Understanding the Question

We need to find the exact value of n, where n is the number of defective bulbs in a box of 10 bulbs.

Given Information

• Total bulbs in box: 10
• Fewer than half are defective (so \(\mathrm{n < 5}\))
• This means n can only be: 0, 1, 2, 3, or 4
• Two bulbs will be drawn simultaneously

What We Need to Determine

For sufficiency, we need information that narrows down n to exactly one value from {0, 1, 2, 3, 4}.

Key Insight

Since we're dealing with just 5 possible values, we can test each one directly against any probability constraint. This approach is often faster than setting up and solving equations.

Analyzing Statement 1

Statement 1 tells us: The probability that both bulbs drawn will be defective is \(\frac{1}{15}\).

Let's test which value of n gives us this probability.
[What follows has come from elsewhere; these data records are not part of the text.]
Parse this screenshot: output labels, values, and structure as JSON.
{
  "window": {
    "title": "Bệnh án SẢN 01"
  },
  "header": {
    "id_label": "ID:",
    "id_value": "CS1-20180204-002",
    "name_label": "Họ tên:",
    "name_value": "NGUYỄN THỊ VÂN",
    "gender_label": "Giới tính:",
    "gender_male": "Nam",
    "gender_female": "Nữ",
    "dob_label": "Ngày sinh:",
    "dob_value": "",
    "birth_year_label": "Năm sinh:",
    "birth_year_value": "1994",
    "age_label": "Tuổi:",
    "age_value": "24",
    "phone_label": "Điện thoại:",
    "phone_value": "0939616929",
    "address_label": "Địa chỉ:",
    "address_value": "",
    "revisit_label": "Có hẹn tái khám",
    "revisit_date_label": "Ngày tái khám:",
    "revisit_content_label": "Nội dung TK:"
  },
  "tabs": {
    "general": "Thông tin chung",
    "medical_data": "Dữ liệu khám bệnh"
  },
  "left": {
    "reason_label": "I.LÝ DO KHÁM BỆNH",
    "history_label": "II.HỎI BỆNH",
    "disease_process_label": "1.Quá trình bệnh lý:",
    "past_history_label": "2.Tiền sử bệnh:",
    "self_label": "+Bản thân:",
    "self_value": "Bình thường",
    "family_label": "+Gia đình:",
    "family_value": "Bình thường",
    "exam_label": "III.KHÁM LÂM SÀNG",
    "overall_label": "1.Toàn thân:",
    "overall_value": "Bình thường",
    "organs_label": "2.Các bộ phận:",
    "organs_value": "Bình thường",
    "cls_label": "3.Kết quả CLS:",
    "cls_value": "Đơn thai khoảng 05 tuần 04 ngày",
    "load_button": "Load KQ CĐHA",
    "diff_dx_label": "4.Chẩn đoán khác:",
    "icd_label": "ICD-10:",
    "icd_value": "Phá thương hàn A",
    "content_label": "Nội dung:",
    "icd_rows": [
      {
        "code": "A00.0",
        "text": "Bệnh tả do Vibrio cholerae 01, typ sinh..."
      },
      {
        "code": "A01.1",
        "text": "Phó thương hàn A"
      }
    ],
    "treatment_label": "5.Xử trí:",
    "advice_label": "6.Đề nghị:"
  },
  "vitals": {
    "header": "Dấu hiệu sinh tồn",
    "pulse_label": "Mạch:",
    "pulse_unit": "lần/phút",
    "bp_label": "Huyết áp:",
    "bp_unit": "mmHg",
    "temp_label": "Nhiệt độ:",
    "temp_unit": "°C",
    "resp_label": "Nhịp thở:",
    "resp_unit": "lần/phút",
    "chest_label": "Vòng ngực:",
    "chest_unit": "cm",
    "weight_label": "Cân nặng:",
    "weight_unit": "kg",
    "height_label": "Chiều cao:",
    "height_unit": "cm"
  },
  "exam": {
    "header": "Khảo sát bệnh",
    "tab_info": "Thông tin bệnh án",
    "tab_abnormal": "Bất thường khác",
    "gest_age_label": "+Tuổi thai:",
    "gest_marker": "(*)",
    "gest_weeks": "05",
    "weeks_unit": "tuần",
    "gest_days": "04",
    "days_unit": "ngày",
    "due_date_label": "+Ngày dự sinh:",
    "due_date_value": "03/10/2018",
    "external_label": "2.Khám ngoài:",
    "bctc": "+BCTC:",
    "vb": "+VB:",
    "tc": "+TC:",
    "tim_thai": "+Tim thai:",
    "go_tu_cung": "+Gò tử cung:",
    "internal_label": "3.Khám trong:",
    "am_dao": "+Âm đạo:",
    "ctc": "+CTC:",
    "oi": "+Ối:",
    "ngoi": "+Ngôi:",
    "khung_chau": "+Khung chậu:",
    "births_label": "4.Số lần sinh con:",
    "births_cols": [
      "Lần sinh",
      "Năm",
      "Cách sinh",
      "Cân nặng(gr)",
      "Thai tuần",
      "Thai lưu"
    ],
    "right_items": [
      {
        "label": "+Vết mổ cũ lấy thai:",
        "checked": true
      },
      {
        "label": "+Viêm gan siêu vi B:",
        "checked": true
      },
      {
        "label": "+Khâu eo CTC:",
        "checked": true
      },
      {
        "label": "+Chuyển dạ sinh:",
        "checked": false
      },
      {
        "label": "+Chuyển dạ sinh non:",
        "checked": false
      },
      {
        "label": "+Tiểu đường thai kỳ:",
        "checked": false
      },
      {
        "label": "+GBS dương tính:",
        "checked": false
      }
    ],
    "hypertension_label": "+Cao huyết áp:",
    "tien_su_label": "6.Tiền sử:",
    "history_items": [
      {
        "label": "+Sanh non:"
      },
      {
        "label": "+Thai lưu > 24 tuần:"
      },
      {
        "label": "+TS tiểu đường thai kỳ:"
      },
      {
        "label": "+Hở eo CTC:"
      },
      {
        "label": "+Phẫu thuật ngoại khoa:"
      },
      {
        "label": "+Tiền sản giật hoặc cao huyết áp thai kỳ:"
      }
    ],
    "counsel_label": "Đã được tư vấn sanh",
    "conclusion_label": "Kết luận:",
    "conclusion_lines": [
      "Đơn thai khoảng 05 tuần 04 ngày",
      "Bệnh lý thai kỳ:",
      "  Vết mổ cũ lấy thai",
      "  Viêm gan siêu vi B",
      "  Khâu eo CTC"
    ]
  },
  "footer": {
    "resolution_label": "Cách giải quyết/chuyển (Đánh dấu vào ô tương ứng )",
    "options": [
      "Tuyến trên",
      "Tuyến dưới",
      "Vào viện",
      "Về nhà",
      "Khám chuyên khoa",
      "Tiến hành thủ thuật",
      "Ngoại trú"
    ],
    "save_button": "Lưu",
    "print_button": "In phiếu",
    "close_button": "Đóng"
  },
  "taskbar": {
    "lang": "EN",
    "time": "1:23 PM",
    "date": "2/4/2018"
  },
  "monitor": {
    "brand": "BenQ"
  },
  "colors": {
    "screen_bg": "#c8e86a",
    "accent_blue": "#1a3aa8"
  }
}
When drawing 2 bulbs from 10, there are \(\mathrm{C(10,2) = 45}\) total ways.

Testing Different Values

• If n = 0 or 1: Can't draw 2 defective bulbs → Probability = 0 (not \(\frac{1}{15}\))
• If n = 2: Only 1 way to draw both defective → Probability = \(\frac{1}{45}\) (not \(\frac{1}{15}\))
• If n = 3: \(\mathrm{C(3,2) = 3}\) ways to draw 2 defective → Probability = \(\frac{3}{45} = \frac{1}{15}\) ✓
• If n = 4: \(\mathrm{C(4,2) = 6}\) ways to draw 2 defective → Probability = \(\frac{6}{45} = \frac{2}{15}\) (not \(\frac{1}{15}\))

Conclusion

Only n = 3 produces the probability of \(\frac{1}{15}\). [STOP - Sufficient!]

Statement 1 is sufficient.

This eliminates choices B, C, and E.

Analyzing Statement 2

Now let's forget Statement 1 completely and analyze Statement 2 independently.

Statement 2 tells us: The probability that one bulb will be defective and the other non-defective is \(\frac{7}{15}\).

Again, with 45 total ways to draw 2 bulbs, let's test our possible values.

Testing Different Values

For each n, the number of ways to draw 1 defective and 1 non-defective = \(\mathrm{n × (10-n)}\)

• If n = 1: \(\mathrm{1 × 9 = 9}\) ways → Probability = \(\frac{9}{45} = \frac{1}{5}\) (not \(\frac{7}{15}\))
• If n = 2: \(\mathrm{2 × 8 = 16}\) ways → Probability = \(\frac{16}{45}\) (not \(\frac{7}{15}\))
• If n = 3: \(\mathrm{3 × 7 = 21}\) ways → Probability = \(\frac{21}{45} = \frac{7}{15}\) ✓
• If n = 4: \(\mathrm{4 × 6 = 24}\) ways → Probability = \(\frac{24}{45} = \frac{8}{15}\) (not \(\frac{7}{15}\))

Conclusion

Only n = 3 produces the probability of \(\frac{7}{15}\). [STOP - Sufficient!]

Statement 2 is sufficient.

The Answer: D

Since each statement alone is sufficient to determine that n = 3, the answer is D.

Answer Choice D: "Each statement alone is sufficient."